La cappella consacrata a Sant’ Andrea Avellino, che qui morì nel 1608 mentre celebrava la messa, fu oggetto di particolare attenzione da parte dei teatini che di continuo l’arricchirono e la decorarono.
Il corpo del Santo fu conservato in una cassa di ottone dorato con pietre dure incastonate, ed esposto alla venerazione dei fedeli. All’immagine del defunto si contrappone la raffigurazione di Sant’Andrea Avellino tra angeli immerso in una calda luce dorata, nel dipinto d’impostazione semplice e devota, di Paolo Finoglia. I rivestimenti in marmi furono realizzati nel 1697-1698 da Nicola Tammaro e Dionisio Lazzari che qui mostra una maggiore libertà di esecuzione nei motivi vegetali che decorano le lesene. Un episodio di gusto ormai settecentesco si aggiunse nel 1694 con la realizzazione della composita cancellata in ottone eseguita dal maestro ottonaro Giuseppe Polverino.

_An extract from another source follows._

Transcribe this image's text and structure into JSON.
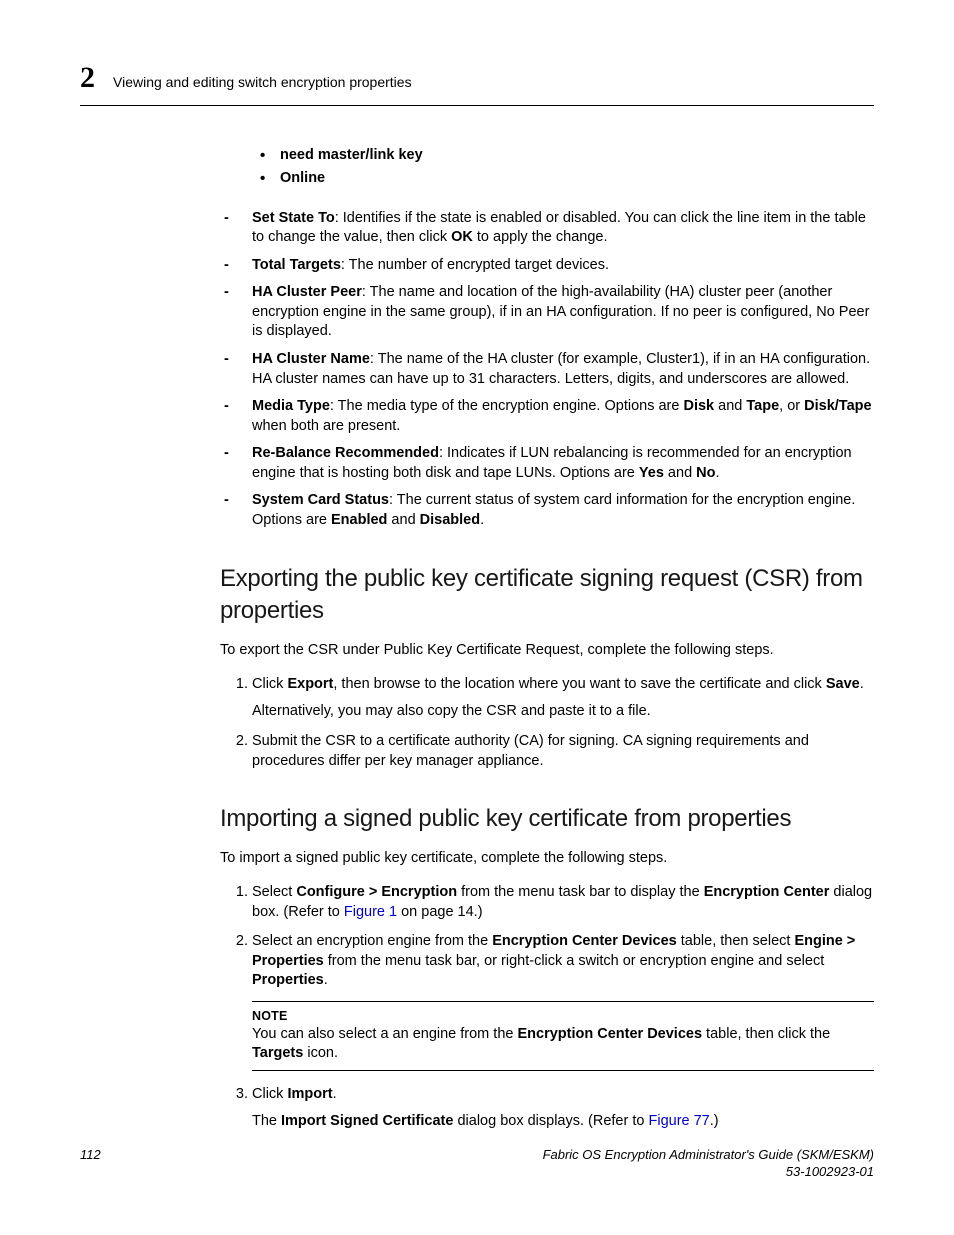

Il nuovo orientamento stilistico si precisò 1725 quando, su disegno di Domenico Antonio Vaccaro, furono realizzati i gradini e i laterali dell'altare e la sinuosa custodia per le ampolle col sangue del Santo canonizzato nel 1712.

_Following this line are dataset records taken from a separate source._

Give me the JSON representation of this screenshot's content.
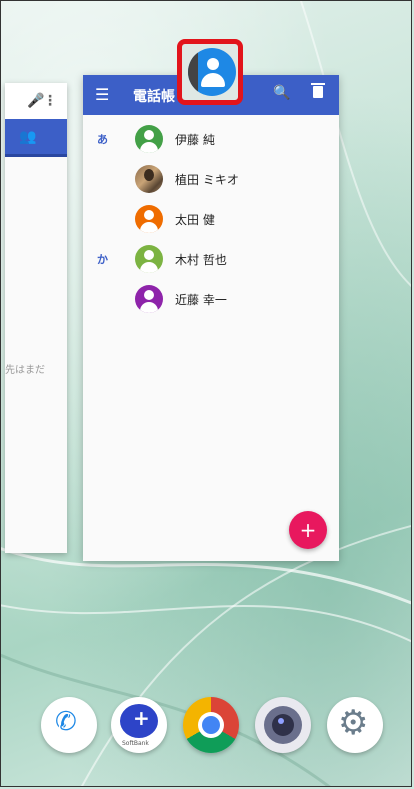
{
  "screen": {
    "description_free": true
  },
  "left_card": {
    "partial_text": "先はまだ"
  },
  "contacts": {
    "title": "電話帳",
    "accent": "#3c5fc7",
    "fab_label": "+",
    "rows": [
      {
        "section": "あ",
        "name": "伊藤 純",
        "avatar_color": "#43a047",
        "photo": false
      },
      {
        "section": "",
        "name": "植田 ミキオ",
        "avatar_color": "",
        "photo": true
      },
      {
        "section": "",
        "name": "太田 健",
        "avatar_color": "#ef6c00",
        "photo": false
      },
      {
        "section": "か",
        "name": "木村 哲也",
        "avatar_color": "#7cb342",
        "photo": false
      },
      {
        "section": "",
        "name": "近藤 幸一",
        "avatar_color": "#8e24aa",
        "photo": false
      }
    ]
  },
  "highlight_color": "#e2141b",
  "dock": {
    "items": [
      {
        "name": "phone-icon"
      },
      {
        "name": "softbank-message-icon",
        "label": "SoftBank"
      },
      {
        "name": "chrome-icon"
      },
      {
        "name": "camera-icon"
      },
      {
        "name": "settings-icon"
      }
    ]
  }
}
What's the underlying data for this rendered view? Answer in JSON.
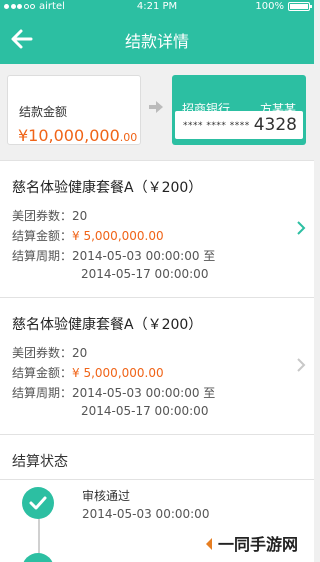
{
  "status_bar": {
    "carrier": "airtel",
    "time": "4:21 PM",
    "battery_text": "100%",
    "battery_level": 1.0
  },
  "nav": {
    "title": "结款详情"
  },
  "summary": {
    "amount_label": "结款金额",
    "amount_main": "¥10,000,000",
    "amount_cents": ".00",
    "bank_name": "招商银行",
    "account_holder": "方某某",
    "card_masked": "**** **** ****",
    "card_last4": "4328"
  },
  "items": [
    {
      "title": "慈名体验健康套餐A（￥200）",
      "voucher_label": "美团券数：",
      "voucher_count": "20",
      "amount_label": "结算金额：",
      "amount": "¥ 5,000,000.00",
      "period_label": "结算周期：",
      "period_start": "2014-05-03 00:00:00 至",
      "period_end": "2014-05-17 00:00:00"
    },
    {
      "title": "慈名体验健康套餐A（￥200）",
      "voucher_label": "美团券数：",
      "voucher_count": "20",
      "amount_label": "结算金额：",
      "amount": "¥ 5,000,000.00",
      "period_label": "结算周期：",
      "period_start": "2014-05-03 00:00:00 至",
      "period_end": "2014-05-17 00:00:00"
    }
  ],
  "settlement_status": {
    "title": "结算状态",
    "steps": [
      {
        "label": "审核通过",
        "date": "2014-05-03 00:00:00"
      }
    ]
  },
  "watermark": {
    "text": "一同手游网"
  },
  "colors": {
    "accent": "#2cbfa2",
    "amount": "#f06418"
  }
}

Tale complesso contrasta fortemente con le forme stilizzate del paliotto inserito nel 1774 ed eseguito da Antonio di Lucca esecutore di varie opere del Vanvitelli. Suoi anche i rivestimenti in alabastro sulla parete di fondo ai lati del dipinto.
Dalla lettura delle fonti si ricava che alla fine del 1770 l'ambiente appariva interamente rivestito da ex-voto in argento. La crisi economica di fine secolo e il conseguente decreto regio che imponeva la consegna degli argenti determinò una sensibile modificazione dell'ambiente. Infatti i padri teatini le fecero rivestire le pareti laterali della cappella con i bassorilievi in stucco raffiguranti due "avvenimenti della vita del Santo", eseguiti nel 1805 da Angelo Viva nella fase finale della sua produzione e contemporanei ai bassorilievi realizzati per la cappella di san Gaetano. Nella cupola tra stucchi dorati, affreschi raffiguranti i "miracoli di Sant'Andrea Avellino" opera di Giuseppe Marullo, pittore stanzionesco di stretta osservanza.